Nisâ Suresi 40. Ayet Hakkında Genel Bilgiler
Sure | Nisâ |
Sure Numarası | 4 |
Ayet Numarası | 40 |
Sure Türü | Medeni |
Bulunduğu Cüz | 5 |
Kur'an Sayfası | 112 |
Toplam Harf Sayısı | 99 |
Toplam Kelime Sayısı | 17 |
Nisâ Suresi, Kur'an-ı Kerim'in 4. suresi olarak bilinir ve medeni bir sure olarak kabul edilir. Bu sure, Medine döneminde inmiş olup, toplumun sosyal ve hukuksal meselelerine odaklanır. Özellikle aile hukuku, miras, savaş ve barış gibi konuları ele alır. Nisâ Suresi, adaletin sağlanması, hakların korunması ve insan ilişkilerinin düzenlenmesi gibi önemli temaları işler. Ayet 40, bu bağlamda Allah'ın adaletini ve nimetlerini vurgulayan bir mesaj içerir. Bu ayet, Allah'ın hiçbir zaman zerre kadar zulüm etmediğini, aksine insanların yaptıkları iyiliklerin karşılığını kat kat artıracağını belirtir. Bu durum, insanların iyi amellerine teşvik edici bir unsur olarak öne çıkar. Ayet, Kur'an'daki adalet ve merhamet mesajını pekiştirirken, insanların Allah'a olan güvenini tazeler. Dolayısıyla, bu ayet, insanlara umut ve motivasyon kaynağı olma özelliği taşır.
Nisâ Suresi 40. Ayet ile İlgili Dil Bilgisi Açıklamaları:
Kelime | Temel Anlamı |
---|---|
زَرَّةً | zerre |
ظُلْمًا | zulüm |
حَسَنَةً | iyilik |
كَثِيرًا | kat kat |
مُكَافَأَةً | mükafat |
Ayet içerisinde dikkat çeken temel tecvid kuralları arasında 'idgam' ve 'med' uygulamaları bulunmaktadır. 'Zarrah' kelimesindeki 'ra' sesi diğer sesler ile birleşirken, 'kat kat' ifadesindeki 'k' sesi hafif bir şekilde uzatılmaktadır.
Nisâ Suresi 40. Ayet ile İlgili İstatistiksel Bilgiler ve Görselleştirme:
Kelime | Temel Anlamı | Kur'an'daki Toplam Geçiş Sayısı |
---|---|---|
زَرَّةً | zerre | 2 |
ظُلْمًا | zulüm | 3 |
حَسَنَةً | iyilik | 5 |
Ayet içerisinde geçen kelimeler, Kur'an'da farklı bağlamlarda sıkça kullanılmaktadır. 'Zerre' kelimesi, küçük ama önemli bir şeyi ifade ederken, 'zulüm' kelimesi adaletin zıttı olarak sıkça karşılaşılır. 'Hüseyin' ve 'iyilik' ise, insanlara yapılan faydalı işler ve iyi amelleri belirtir.
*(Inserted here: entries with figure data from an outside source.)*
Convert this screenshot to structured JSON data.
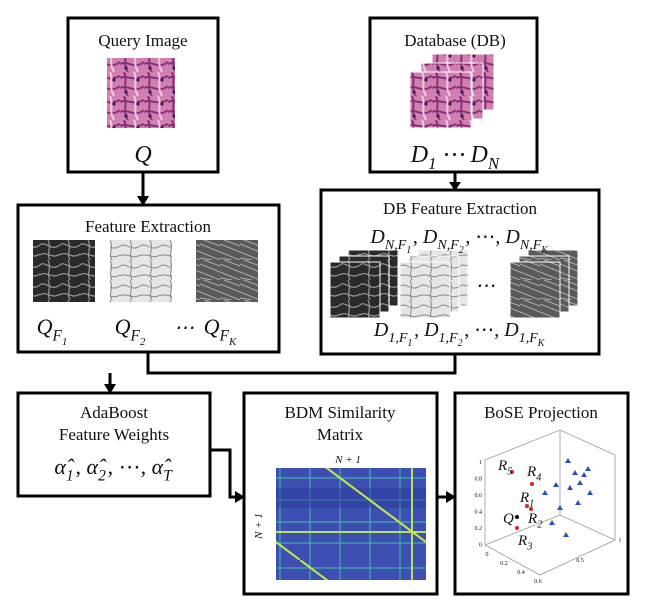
{
  "query": {
    "title": "Query Image",
    "symbol": "Q"
  },
  "database": {
    "title": "Database (DB)",
    "first": {
      "base": "D",
      "sub": "1"
    },
    "dots": "⋯",
    "last": {
      "base": "D",
      "sub": "N"
    }
  },
  "feature_extraction": {
    "title": "Feature Extraction",
    "labels": [
      {
        "base": "Q",
        "sub": "F",
        "subsub": "1"
      },
      {
        "base": "Q",
        "sub": "F",
        "subsub": "2"
      },
      {
        "base": "Q",
        "sub": "F",
        "subsub": "K"
      }
    ],
    "dots": "⋯"
  },
  "db_feature_extraction": {
    "title": "DB Feature Extraction",
    "top_row": [
      {
        "base": "D",
        "sub": "N,F",
        "subsub": "1"
      },
      {
        "base": "D",
        "sub": "N,F",
        "subsub": "2"
      },
      {
        "base": "D",
        "sub": "N,F",
        "subsub": "K"
      }
    ],
    "bottom_row": [
      {
        "base": "D",
        "sub": "1,F",
        "subsub": "1"
      },
      {
        "base": "D",
        "sub": "1,F",
        "subsub": "2"
      },
      {
        "base": "D",
        "sub": "1,F",
        "subsub": "K"
      }
    ],
    "separator": ",",
    "dots": "⋯"
  },
  "adaboost": {
    "title_lines": [
      "AdaBoost",
      "Feature Weights"
    ],
    "weights": [
      {
        "base": "α̂",
        "sub": "1"
      },
      {
        "base": "α̂",
        "sub": "2"
      },
      {
        "base": "α̂",
        "sub": "T"
      }
    ],
    "separator": ",",
    "dots": "⋯"
  },
  "bdm": {
    "title_lines": [
      "BDM Similarity",
      "Matrix"
    ],
    "axis_label": "N + 1"
  },
  "bose": {
    "title": "BoSE Projection",
    "points": [
      {
        "base": "R",
        "sub": "5"
      },
      {
        "base": "R",
        "sub": "4"
      },
      {
        "base": "R",
        "sub": "1"
      },
      {
        "base": "Q"
      },
      {
        "base": "R",
        "sub": "2"
      },
      {
        "base": "R",
        "sub": "3"
      }
    ],
    "y_ticks": [
      "1",
      "0.8",
      "0.6",
      "0.4",
      "0.2",
      "0"
    ],
    "x_ticks": [
      "0",
      "0.2",
      "0.4",
      "0.6"
    ],
    "z_ticks": [
      "0.5",
      "1"
    ]
  }
}
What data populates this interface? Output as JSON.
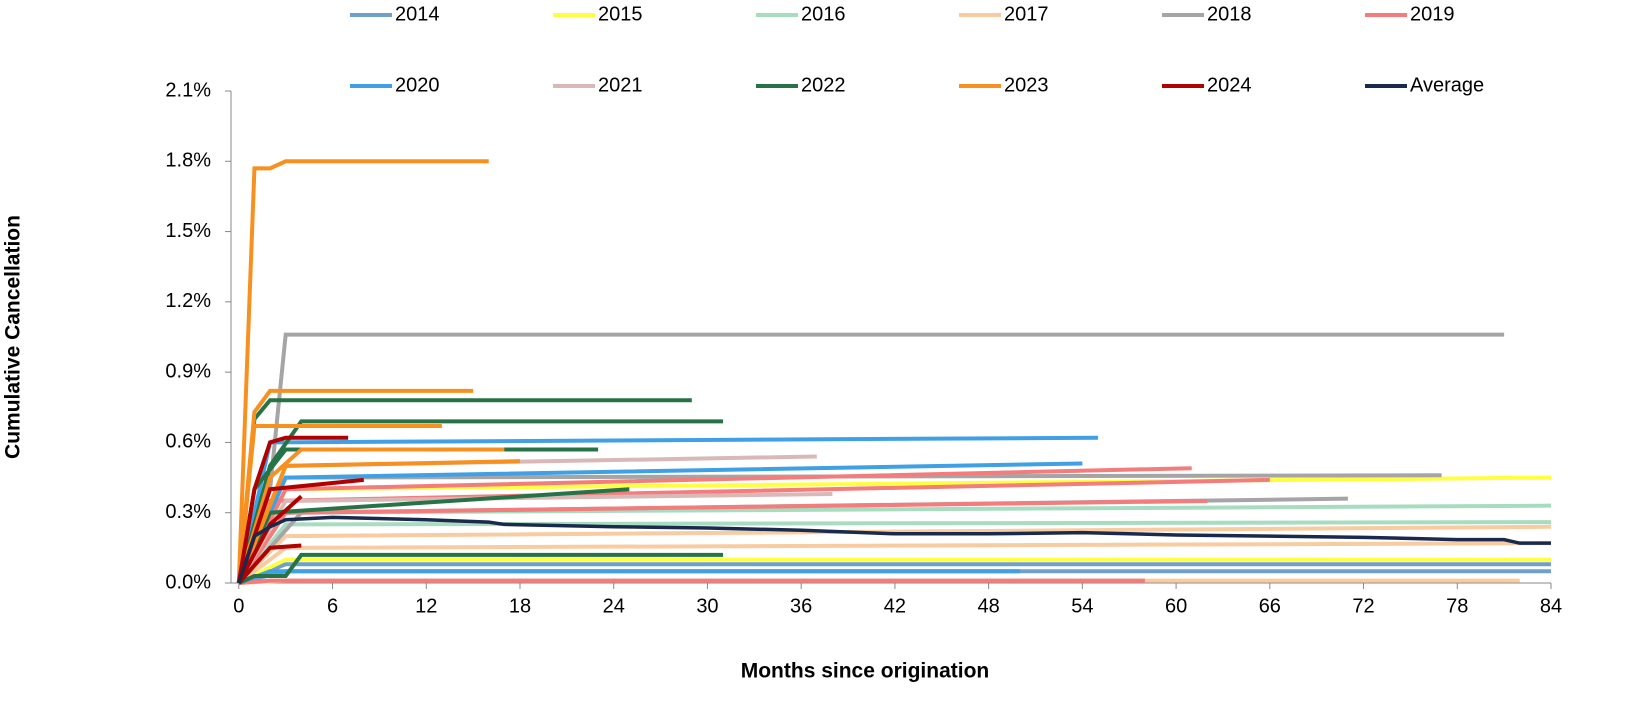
{
  "chart_data": {
    "type": "line",
    "y_label": "Cumulative Cancellation",
    "x_label": "Months since origination",
    "xlim": [
      -0.5,
      84
    ],
    "xticks": [
      0,
      6,
      12,
      18,
      24,
      30,
      36,
      42,
      48,
      54,
      60,
      66,
      72,
      78,
      84
    ],
    "ylim": [
      0,
      2.1
    ],
    "yticks": [
      {
        "value": 0,
        "label": "0.0%"
      },
      {
        "value": 0.3,
        "label": "0.3%"
      },
      {
        "value": 0.6,
        "label": "0.6%"
      },
      {
        "value": 0.9,
        "label": "0.9%"
      },
      {
        "value": 1.2,
        "label": "1.2%"
      },
      {
        "value": 1.5,
        "label": "1.5%"
      },
      {
        "value": 1.8,
        "label": "1.8%"
      },
      {
        "value": 2.1,
        "label": "2.1%"
      }
    ],
    "legend": "top",
    "series": [
      {
        "name": "2014",
        "color": "#6fa0c8",
        "lines": [
          {
            "x": [
              0,
              3,
              84
            ],
            "values": [
              0,
              0.08,
              0.08
            ]
          },
          {
            "x": [
              0,
              3,
              84
            ],
            "values": [
              0,
              0.05,
              0.05
            ]
          }
        ]
      },
      {
        "name": "2015",
        "color": "#ffff40",
        "lines": [
          {
            "x": [
              0,
              3,
              84
            ],
            "values": [
              0,
              0.4,
              0.45
            ]
          },
          {
            "x": [
              0,
              3,
              84
            ],
            "values": [
              0,
              0.1,
              0.1
            ]
          }
        ]
      },
      {
        "name": "2016",
        "color": "#a8dcc0",
        "lines": [
          {
            "x": [
              0,
              3,
              84
            ],
            "values": [
              0,
              0.3,
              0.33
            ]
          },
          {
            "x": [
              0,
              3,
              84
            ],
            "values": [
              0,
              0.25,
              0.26
            ]
          }
        ]
      },
      {
        "name": "2017",
        "color": "#f8cba0",
        "lines": [
          {
            "x": [
              0,
              3,
              84
            ],
            "values": [
              0,
              0.2,
              0.24
            ]
          },
          {
            "x": [
              0,
              3,
              84
            ],
            "values": [
              0,
              0.15,
              0.17
            ]
          },
          {
            "x": [
              0,
              3,
              82
            ],
            "values": [
              0,
              0.01,
              0.01
            ]
          }
        ]
      },
      {
        "name": "2018",
        "color": "#a5a5a5",
        "lines": [
          {
            "x": [
              0,
              2,
              3,
              81
            ],
            "values": [
              0,
              0.4,
              1.06,
              1.06
            ]
          },
          {
            "x": [
              0,
              3,
              77
            ],
            "values": [
              0,
              0.45,
              0.46
            ]
          },
          {
            "x": [
              0,
              4,
              71
            ],
            "values": [
              0,
              0.3,
              0.36
            ]
          }
        ]
      },
      {
        "name": "2019",
        "color": "#f47c7c",
        "lines": [
          {
            "x": [
              0,
              3,
              61
            ],
            "values": [
              0,
              0.4,
              0.49
            ]
          },
          {
            "x": [
              0,
              2,
              66
            ],
            "values": [
              0,
              0.35,
              0.44
            ]
          },
          {
            "x": [
              0,
              3,
              62
            ],
            "values": [
              0,
              0.3,
              0.35
            ]
          },
          {
            "x": [
              0,
              2,
              58
            ],
            "values": [
              0,
              0.01,
              0.01
            ]
          }
        ]
      },
      {
        "name": "2020",
        "color": "#3fa0e5",
        "lines": [
          {
            "x": [
              0,
              2,
              55
            ],
            "values": [
              0,
              0.6,
              0.62
            ]
          },
          {
            "x": [
              0,
              3,
              54
            ],
            "values": [
              0,
              0.45,
              0.51
            ]
          },
          {
            "x": [
              0,
              2,
              50
            ],
            "values": [
              0,
              0.05,
              0.05
            ]
          }
        ]
      },
      {
        "name": "2021",
        "color": "#d9b8b8",
        "lines": [
          {
            "x": [
              0,
              3,
              37
            ],
            "values": [
              0,
              0.5,
              0.54
            ]
          },
          {
            "x": [
              0,
              3,
              38
            ],
            "values": [
              0,
              0.35,
              0.38
            ]
          }
        ]
      },
      {
        "name": "2022",
        "color": "#267347",
        "lines": [
          {
            "x": [
              0,
              1,
              2,
              29
            ],
            "values": [
              0,
              0.7,
              0.78,
              0.78
            ]
          },
          {
            "x": [
              0,
              2,
              4,
              31
            ],
            "values": [
              0,
              0.5,
              0.69,
              0.69
            ]
          },
          {
            "x": [
              0,
              1,
              3,
              23
            ],
            "values": [
              0,
              0.4,
              0.57,
              0.57
            ]
          },
          {
            "x": [
              0,
              2,
              25
            ],
            "values": [
              0,
              0.3,
              0.4
            ]
          },
          {
            "x": [
              0,
              1,
              3,
              4,
              31
            ],
            "values": [
              0,
              0.03,
              0.03,
              0.12,
              0.12
            ]
          }
        ]
      },
      {
        "name": "2023",
        "color": "#f7901e",
        "lines": [
          {
            "x": [
              0,
              1,
              2,
              3,
              16
            ],
            "values": [
              0,
              1.77,
              1.77,
              1.8,
              1.8
            ]
          },
          {
            "x": [
              0,
              1,
              2,
              15
            ],
            "values": [
              0,
              0.73,
              0.82,
              0.82
            ]
          },
          {
            "x": [
              0,
              1,
              13
            ],
            "values": [
              0,
              0.67,
              0.67
            ]
          },
          {
            "x": [
              0,
              2,
              4,
              17
            ],
            "values": [
              0,
              0.45,
              0.57,
              0.57
            ]
          },
          {
            "x": [
              0,
              3,
              18
            ],
            "values": [
              0,
              0.5,
              0.52
            ]
          }
        ]
      },
      {
        "name": "2024",
        "color": "#b00000",
        "lines": [
          {
            "x": [
              0,
              1,
              2,
              3,
              7
            ],
            "values": [
              0,
              0.4,
              0.6,
              0.62,
              0.62
            ]
          },
          {
            "x": [
              0,
              2,
              8
            ],
            "values": [
              0,
              0.4,
              0.44
            ]
          },
          {
            "x": [
              0,
              2,
              4
            ],
            "values": [
              0,
              0.25,
              0.37
            ]
          },
          {
            "x": [
              0,
              2,
              4
            ],
            "values": [
              0,
              0.15,
              0.16
            ]
          }
        ]
      },
      {
        "name": "Average",
        "color": "#1a2a4e",
        "lines": [
          {
            "x": [
              0,
              1,
              2,
              3,
              6,
              12,
              16,
              17,
              24,
              30,
              36,
              42,
              48,
              54,
              60,
              66,
              72,
              78,
              81,
              82,
              84
            ],
            "values": [
              0,
              0.2,
              0.24,
              0.27,
              0.28,
              0.27,
              0.26,
              0.25,
              0.24,
              0.235,
              0.225,
              0.21,
              0.21,
              0.215,
              0.205,
              0.2,
              0.195,
              0.185,
              0.185,
              0.17,
              0.17
            ]
          }
        ]
      }
    ]
  }
}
Bu kelimelerin sıkça kullanılması, Kur'an'da adalet, iyilik ve Allah'ın merhametinin vurgulandığı temaların giderek önem kazandığını göstermektedir.
حَسَنَةً
5
ظُلْمًا
3
زَرَّةً
2
Nisâ Suresi 40. Ayetin Meallerindeki Dilsel Farklılıklar:
Meal Sahibi | Kullanılan İfade | Dilsel Tonu |
---|---|---|
Abdulbaki Gölpınarlı | zerre kadar zulmetmez | Geleneksel |
Diyanet İşleri | zerre kadar zulüm etmez | Açıklayıcı |
Elmalılı Hamdi Yazır | zerre kadar zulüm etmez | Geleneksel |
Mehmet Okuyan | zerre kadar haksızlık etmez | Modern |
Ömer Nasuhi Bilmen | zerre miskali zulüm etmez | Geleneksel |
Süleyman Ateş | zerre kadar haksızlık etmez | Açıklayıcı |
Süleymaniye Vakfı | zerre kadar haksızlık yapmaz | Açıklayıcı |
Yaşar Nuri Öztürk | zerre kadar zulüm yapmaz | Modern |
Yukarıdaki tabloda, farklı meallerdeki ifadeler ve tonlar incelendiğinde, 'zerre kadar zulüm etmez' ve 'zerre kadar haksızlık etmez' gibi ortak ifadelerin sıkça kullanıldığı görülmektedir. Bu ifadeler, Kur'an'ın adalet anlayışını vurgulamakta ve aynı anlamı taşımaktadır. Ancak 'zulüm' ve 'haksızlık' gibi kelimelerin kullanımı, bazı meallerde dil açısından farklılıklar göstermektedir. Bu durum, kelimelerin anlamı ve çağrışımları üzerinden okuyuculara farklı izlenimler verebilmektedir. Örneğin, 'zulüm' kelimesi daha güçlü bir anlam taşırken, 'haksızlık' kelimesi daha hafif bir muhalefet ifade etmektedir. Genel olarak, mealler arasındaki bu farklılıklar, okuyucuların anlama biçimlerini etkileyebilecek dilsel seçimler içermektedir.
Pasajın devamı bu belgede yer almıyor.